Forced ranking. If you have only a few items for participants to rank (fewer than ten or so), then requiring participants to rank each item is probably not too much of a burden (see Figure 6).
Pick some. If you have a lot of items (more than twenty or so), you’ll want to minimize the burden on the participants by using a pick-some option. We use this option in top-task studies where we often present 50–100 pieces of content or features and ask participants to select their top five (see Figure 7).
MaxDiff. When you have many features, an alternative to pick-some is a MaxDiff question type that iteratively presents a subset of the features. This presentation allows participants to select the options that are most and least important. MaxDiff requires specialized software such as our MUIQ platform to present the combinations and calculate ranks and scores (see Figure 8).
A specialized type of forced-choice method has participants allocate points, dollars, percentages, or other amounts to indicate relative importance. Ideally, the software will sum the number to minimize mental math for participants! Figure 9 shows an example.

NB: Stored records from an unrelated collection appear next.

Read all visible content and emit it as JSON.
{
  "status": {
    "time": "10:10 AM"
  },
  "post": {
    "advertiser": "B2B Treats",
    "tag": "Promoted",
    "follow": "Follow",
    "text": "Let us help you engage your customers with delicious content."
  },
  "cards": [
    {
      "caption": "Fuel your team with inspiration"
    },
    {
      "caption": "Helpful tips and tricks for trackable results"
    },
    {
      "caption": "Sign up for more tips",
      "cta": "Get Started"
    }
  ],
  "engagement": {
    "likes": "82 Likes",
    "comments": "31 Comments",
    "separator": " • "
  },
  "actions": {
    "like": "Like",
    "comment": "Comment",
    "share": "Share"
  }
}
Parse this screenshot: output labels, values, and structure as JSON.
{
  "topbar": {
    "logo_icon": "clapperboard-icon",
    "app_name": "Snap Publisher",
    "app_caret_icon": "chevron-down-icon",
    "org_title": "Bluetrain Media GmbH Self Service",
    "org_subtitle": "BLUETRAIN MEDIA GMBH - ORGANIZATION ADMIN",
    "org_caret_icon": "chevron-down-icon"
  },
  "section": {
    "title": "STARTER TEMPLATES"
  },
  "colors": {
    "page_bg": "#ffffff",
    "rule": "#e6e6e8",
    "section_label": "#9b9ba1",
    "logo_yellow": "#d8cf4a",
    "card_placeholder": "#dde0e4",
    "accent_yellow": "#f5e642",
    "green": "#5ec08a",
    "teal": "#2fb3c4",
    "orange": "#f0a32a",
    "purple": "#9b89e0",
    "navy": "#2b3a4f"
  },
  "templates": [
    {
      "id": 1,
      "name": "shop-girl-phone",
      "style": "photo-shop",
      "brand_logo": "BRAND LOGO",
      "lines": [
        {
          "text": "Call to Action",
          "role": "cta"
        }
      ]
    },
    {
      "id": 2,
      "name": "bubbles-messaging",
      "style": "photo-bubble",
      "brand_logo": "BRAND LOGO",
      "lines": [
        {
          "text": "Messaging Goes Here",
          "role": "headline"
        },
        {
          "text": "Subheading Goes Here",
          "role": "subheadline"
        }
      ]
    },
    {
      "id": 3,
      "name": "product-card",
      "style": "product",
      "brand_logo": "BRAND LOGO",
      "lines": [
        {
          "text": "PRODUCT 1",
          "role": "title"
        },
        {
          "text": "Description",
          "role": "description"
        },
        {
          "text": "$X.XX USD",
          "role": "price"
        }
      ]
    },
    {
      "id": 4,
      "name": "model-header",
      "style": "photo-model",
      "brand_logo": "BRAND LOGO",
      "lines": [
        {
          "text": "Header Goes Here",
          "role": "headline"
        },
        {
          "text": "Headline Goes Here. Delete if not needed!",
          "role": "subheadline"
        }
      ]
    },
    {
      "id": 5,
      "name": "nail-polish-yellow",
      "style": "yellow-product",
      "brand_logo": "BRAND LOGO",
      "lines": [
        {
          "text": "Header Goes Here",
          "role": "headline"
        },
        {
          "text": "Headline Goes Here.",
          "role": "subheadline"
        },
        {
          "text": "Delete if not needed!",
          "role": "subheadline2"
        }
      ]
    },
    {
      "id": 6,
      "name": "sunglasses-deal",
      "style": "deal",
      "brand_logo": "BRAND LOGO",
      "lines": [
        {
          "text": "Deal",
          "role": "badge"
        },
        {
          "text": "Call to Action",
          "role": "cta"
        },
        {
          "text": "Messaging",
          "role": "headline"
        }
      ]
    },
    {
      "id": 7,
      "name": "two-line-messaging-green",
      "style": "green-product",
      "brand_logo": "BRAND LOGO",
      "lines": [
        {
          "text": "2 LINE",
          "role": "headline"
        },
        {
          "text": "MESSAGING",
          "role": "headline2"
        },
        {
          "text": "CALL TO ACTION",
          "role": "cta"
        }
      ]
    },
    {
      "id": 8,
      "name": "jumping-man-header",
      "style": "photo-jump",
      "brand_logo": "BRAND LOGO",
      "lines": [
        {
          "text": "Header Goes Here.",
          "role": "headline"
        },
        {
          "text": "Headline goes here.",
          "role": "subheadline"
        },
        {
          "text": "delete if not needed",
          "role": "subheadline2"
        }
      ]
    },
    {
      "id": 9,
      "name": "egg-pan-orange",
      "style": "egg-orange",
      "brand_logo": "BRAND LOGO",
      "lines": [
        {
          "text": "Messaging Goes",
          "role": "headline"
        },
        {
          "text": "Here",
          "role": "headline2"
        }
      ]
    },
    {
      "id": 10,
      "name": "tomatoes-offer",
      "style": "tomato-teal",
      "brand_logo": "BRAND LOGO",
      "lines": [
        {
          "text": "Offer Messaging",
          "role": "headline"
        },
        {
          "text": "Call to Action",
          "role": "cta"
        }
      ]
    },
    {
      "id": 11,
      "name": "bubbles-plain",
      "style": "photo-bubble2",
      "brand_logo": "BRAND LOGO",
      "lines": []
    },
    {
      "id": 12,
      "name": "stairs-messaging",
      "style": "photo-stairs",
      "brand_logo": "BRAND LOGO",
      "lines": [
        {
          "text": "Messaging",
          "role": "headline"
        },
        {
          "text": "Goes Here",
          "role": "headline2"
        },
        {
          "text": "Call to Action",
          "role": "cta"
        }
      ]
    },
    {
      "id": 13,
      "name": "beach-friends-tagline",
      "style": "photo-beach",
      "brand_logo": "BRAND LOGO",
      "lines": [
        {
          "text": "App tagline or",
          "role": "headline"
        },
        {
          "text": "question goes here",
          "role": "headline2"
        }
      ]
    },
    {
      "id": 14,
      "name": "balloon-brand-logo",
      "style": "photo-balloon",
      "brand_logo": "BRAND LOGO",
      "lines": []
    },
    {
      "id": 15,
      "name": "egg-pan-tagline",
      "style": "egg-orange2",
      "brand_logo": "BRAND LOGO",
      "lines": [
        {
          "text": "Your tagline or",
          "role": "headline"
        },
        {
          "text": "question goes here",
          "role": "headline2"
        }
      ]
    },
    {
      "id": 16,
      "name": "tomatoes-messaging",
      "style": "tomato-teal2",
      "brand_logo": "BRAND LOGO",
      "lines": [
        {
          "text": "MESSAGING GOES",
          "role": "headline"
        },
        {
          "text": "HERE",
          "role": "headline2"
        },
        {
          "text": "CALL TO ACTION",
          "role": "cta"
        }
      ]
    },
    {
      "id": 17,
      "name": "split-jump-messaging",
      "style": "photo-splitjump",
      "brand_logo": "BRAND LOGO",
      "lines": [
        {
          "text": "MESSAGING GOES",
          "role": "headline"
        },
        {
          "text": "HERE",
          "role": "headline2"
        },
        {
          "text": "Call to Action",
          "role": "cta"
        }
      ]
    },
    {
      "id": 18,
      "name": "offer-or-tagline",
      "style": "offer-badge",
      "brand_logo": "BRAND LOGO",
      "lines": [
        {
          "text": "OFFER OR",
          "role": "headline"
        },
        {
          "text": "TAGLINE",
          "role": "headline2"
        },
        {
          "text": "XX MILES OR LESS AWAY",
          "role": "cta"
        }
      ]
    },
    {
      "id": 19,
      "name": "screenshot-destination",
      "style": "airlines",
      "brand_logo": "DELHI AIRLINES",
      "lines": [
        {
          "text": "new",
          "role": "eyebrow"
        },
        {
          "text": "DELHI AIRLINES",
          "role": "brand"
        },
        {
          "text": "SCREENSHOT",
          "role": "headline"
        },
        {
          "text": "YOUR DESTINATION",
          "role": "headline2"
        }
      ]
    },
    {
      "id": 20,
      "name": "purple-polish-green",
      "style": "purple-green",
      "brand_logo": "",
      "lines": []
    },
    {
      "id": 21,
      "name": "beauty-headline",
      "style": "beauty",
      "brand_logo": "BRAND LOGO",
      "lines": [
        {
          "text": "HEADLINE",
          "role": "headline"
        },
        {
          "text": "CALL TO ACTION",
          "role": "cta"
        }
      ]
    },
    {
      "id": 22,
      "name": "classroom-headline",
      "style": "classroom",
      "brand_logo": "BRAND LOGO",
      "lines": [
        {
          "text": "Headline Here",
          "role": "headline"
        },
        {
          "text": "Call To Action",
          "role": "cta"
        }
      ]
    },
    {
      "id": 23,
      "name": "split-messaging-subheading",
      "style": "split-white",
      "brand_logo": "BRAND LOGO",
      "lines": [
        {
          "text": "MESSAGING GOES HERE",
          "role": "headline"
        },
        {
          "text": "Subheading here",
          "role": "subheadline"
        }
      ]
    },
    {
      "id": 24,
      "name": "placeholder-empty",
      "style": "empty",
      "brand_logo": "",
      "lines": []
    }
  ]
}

This category encompasses the remainder and bulk of question types. We have divided rating scales into three categories: Comparative, Semantic, and Other General Rating scales.
Comparative questions. Rating scales that ask participants to compare items or compare to a benchmark have a distinct format. Figure 10 shows examples of comparative and comparative intensity questions.
Semantic adjective scales. Semantic adjective scales have participants rate either one (unipolar semantic distance) or two putatively opposite (bipolar semantic differential) adjectives such as “easy” and “difficult.” See Figure 11 for examples.
Other rating scales. Other rating scales are those most commonly used in UX and CX research, especially agreement (Likert-type) and expectation (disconfirmation) scales. For examples, see Figure 12.
Using the Decision Tree
Table 1 shows some example goals, which question types achieve the goal, and the path through the decision tree (Figure 1).
|Goal||Question Type||Path Through Decision Tree|
|Discover potential uses of a new feature||Open-Ended Item||Discovery|
|Assess the extent to which the experience of attempting a task matched participants' expectations||Disconfirmation Item||Measurement > Not Categorical > Rating > Meeting Expectation|
|Determine the relative importance of five product features||Forced Rank Item||Measurement > Not Categorical > Ranking|
|Assess the extent to which respondents agree or disagree that they are confident in having completed a task successfully||Likert Item||Measurement > Not Categorical > Agreement|
|Find out which of five video content streaming services respondents have used in the past year||Multiple Choice Item (Multiple Selection)||Measurement > Categorical > Unordered > Not Mutually Exclusive|
The number of question types that are available for use in surveys can seem overwhelming. Having a decision tree as a guide to the decisions you need to make can simplify selecting appropriate question types.
These decisions include
- Discovery: When discovery is the primary goal, use open-ended items.
- Measurement: The key decision when collecting measurements is to determine whether the required data is or isn’t categorical.
- Categorical: Categorical data can be ordered or unordered and can be collected with multiple-choice items. You can allow participants to select multiple items when choices are not mutually exclusive, or you can restrict selection to one item when choices are mutually exclusive.
- Not categorical: Noncategorical question types can be classified as ranking, allocation, or rating. Of these types, rating scales are the ones most commonly used in UX and CX research.
UX and CX researchers can use this decision tree when planning surveys to help connect research goals to appropriate types of survey questions.